Why did Arabella Cavendish want blood lilies?

She groaned, burying her face in her hands. Across the room, leather brogues scuffed the carpet. The footsteps paused.

"You alright?" a male voice asked.

She shook her head.

"The Cavendish wedding?" he guessed.

"I hate her," Louise said, voice muffled. "She wants blood lilies. Dozens of them. Do you know how rare those are?"

"The wedding's not for months, right?"

"It's in March," Louise said. "So seven months. But that's still not enough time."

Maybe she could just spray paint some cattail flowers, Louise thought hopefully. Nobody would notice. Or she could just start farming her own blood lilies. Yes. That seemed like the best option at this point.

A hand landed on her shoulder. "Can I help?"

She lifted her head, blinking. Her boss came into focus like a buffered picture: wavy blond hair; broad shoulders; horn-rimmed glasses. He was wearing an expensive wristwatch that made him look much older than his twenty-nine years, although Sebastian always said that it was the only way clients ever took him — and Crawley Events — seriously.
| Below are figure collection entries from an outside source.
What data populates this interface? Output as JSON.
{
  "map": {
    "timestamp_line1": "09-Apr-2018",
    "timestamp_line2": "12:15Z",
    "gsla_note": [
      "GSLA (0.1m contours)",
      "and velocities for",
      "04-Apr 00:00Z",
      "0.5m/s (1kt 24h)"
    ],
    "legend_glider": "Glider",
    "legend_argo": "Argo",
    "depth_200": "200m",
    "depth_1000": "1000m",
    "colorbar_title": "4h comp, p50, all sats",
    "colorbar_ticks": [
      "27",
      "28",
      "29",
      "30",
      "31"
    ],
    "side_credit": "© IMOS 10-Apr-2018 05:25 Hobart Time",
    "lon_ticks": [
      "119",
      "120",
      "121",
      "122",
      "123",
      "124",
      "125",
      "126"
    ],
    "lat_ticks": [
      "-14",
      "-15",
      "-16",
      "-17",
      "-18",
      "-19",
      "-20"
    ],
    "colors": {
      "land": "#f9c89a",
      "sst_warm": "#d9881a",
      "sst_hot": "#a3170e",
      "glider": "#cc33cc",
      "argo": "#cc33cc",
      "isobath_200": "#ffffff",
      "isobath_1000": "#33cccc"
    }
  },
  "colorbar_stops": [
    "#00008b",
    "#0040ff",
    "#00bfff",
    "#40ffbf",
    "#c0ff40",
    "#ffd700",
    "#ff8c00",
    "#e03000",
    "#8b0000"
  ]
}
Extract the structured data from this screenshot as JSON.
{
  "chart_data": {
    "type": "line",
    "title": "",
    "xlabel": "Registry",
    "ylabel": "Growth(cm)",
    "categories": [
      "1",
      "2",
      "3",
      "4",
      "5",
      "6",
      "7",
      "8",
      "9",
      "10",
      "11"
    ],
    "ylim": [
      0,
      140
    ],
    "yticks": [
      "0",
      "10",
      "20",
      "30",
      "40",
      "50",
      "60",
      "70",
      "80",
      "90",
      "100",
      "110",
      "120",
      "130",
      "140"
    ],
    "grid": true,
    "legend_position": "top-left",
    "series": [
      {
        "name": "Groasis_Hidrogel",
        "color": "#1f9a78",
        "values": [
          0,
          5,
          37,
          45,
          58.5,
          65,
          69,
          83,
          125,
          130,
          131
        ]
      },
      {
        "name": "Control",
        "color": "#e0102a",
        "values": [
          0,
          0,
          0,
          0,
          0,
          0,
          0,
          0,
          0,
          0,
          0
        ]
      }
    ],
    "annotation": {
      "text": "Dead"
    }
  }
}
"I don't know," Louise said. "Do you happen to know a florist with a niche interest in exotic flowers?"

Sebastian smiled. "Afraid not."

"Maybe I can talk Arabella round," Louise said. "Maybe I can convince her to go with roses instead. Or dahlias. Dahlias are lovely."

Sebastian gave her a dubious look. She didn't blame him; Arabella Cavendish was a formidable woman. The socialite had gotten engaged in South Africa last year, surrounded by the blood lilies, which meant that she wanted the flowers at her wedding. Even though the lilies didn't grow in England. Or anywhere else in the world, really.

Arabella wasn't a bad person, exactly. But she had asked all her bridesmaids to gain five pounds so that she looked better in comparison on her wedding day.

But it was Louise's job to make her happy. So here she was.

Trying.

"Go home," Sebastian said, stepping back. "You look exhausted."

Louise closed her notebook. "You flatter me, Seb."

"Anytime."

"And anyway," Louise said, rising from her chair, "I'm not going home."

Sebastian paused in arranging his pencils. "Hot date?"

"I'm going shopping." She gave him a look. "With my sister."

"Ah." Sebastian leaned back, draping an arm across the back of his chair. "What happened to the latest boy, then? The mechanical engineer?"

Louise hoisted her bag. Adam had started to call her "hun," which had given her the ick; she'd pied him off in an eight-word text message and then gone for fro-yo with Ophelia. Not, Louise thought, that she was about to admit that to her boss.

"Goodbye, Seb," she said pointedly.

Sebastian smirked. "He got too clingy, didn't he?"

"Can't hear you," she called.

Louise pushed out the door. London was a watercolor today; misty rain swirled in the gas lamps, and umbrellas exploded in bright fireworks of vermilion, buttercup yellow and cerulean. The late August air had a bite to it, crisp as the skin of an apple.